Sur la terrasse du domaine du Parc National de Saint-Cloud avec une vue magnifique sur tout Paris et surtout la Tour Eiffel, le dernier poste de ravitaillement de toutes les épreuves de l'Eco-trail est le théâtre de toutes les joies et les détresses. Une journée particulière pour une bonne vingtaine de bénévoles.

Eco-trail de Paris 2014 - saint cloud ravitaillement

Ce sont les forces vives de toutes les épreuves de course à pied.

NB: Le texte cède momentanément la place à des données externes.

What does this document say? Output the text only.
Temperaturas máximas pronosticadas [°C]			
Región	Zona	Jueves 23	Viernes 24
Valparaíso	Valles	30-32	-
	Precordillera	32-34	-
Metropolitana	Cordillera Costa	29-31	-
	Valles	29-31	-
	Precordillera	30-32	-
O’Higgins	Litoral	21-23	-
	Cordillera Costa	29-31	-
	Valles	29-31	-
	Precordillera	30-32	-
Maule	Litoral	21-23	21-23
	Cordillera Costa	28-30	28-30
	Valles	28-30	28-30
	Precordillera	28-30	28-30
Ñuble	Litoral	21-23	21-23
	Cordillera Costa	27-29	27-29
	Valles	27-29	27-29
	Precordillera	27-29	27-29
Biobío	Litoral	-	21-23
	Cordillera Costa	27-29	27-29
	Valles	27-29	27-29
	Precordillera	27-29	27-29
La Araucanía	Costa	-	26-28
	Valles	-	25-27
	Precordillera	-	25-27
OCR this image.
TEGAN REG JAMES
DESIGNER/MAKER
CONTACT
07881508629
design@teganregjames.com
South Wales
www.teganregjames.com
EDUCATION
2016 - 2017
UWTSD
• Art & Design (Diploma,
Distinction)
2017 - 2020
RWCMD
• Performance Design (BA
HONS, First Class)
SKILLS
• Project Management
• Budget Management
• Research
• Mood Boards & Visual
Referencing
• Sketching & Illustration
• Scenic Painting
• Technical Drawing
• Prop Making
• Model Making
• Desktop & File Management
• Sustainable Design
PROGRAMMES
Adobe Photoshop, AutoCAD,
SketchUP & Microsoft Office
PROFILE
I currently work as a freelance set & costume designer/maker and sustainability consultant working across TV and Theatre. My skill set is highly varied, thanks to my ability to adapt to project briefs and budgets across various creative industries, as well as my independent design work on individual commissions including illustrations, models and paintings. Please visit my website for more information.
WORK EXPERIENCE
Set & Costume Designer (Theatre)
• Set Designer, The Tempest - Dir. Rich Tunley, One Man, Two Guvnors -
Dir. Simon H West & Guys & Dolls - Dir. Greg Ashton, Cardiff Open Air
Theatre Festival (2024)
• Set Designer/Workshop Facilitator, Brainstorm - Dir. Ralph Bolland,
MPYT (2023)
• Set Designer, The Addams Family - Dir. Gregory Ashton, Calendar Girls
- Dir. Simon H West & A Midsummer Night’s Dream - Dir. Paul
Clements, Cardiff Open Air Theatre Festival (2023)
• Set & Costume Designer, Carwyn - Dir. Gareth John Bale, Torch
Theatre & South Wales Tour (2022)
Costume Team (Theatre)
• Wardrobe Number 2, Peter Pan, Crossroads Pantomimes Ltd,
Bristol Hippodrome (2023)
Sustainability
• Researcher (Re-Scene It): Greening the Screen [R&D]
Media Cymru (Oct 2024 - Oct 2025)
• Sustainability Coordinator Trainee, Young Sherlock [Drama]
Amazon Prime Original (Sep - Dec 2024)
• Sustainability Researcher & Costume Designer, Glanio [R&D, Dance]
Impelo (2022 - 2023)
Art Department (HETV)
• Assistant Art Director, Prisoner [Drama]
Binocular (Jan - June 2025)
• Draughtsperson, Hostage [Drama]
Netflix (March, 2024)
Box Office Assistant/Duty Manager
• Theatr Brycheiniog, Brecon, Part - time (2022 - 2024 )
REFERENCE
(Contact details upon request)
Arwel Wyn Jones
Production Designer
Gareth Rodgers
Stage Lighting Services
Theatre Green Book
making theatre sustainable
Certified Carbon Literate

Des bénévoles qui donnent leur temps et leur énergie au service des participants afin qu’ils puissent reprendre des forces et poursuivre leur effort.

Pour toutes les courses de l’Eco-trail de Paris, le ravitaillement des terrasses du domaine du Parc National de Saint-Cloud est le dernier, celui où il faut boire et manger avant d’attaquer les 12 derniers kilomètres. Mais combien savent que depuis des heures, hommes et femmes œuvrent, bougent des barrières, coupent du saucisson, des bananes, déballent des cakes, des barres de céréales, préparent de la soupe, du café ?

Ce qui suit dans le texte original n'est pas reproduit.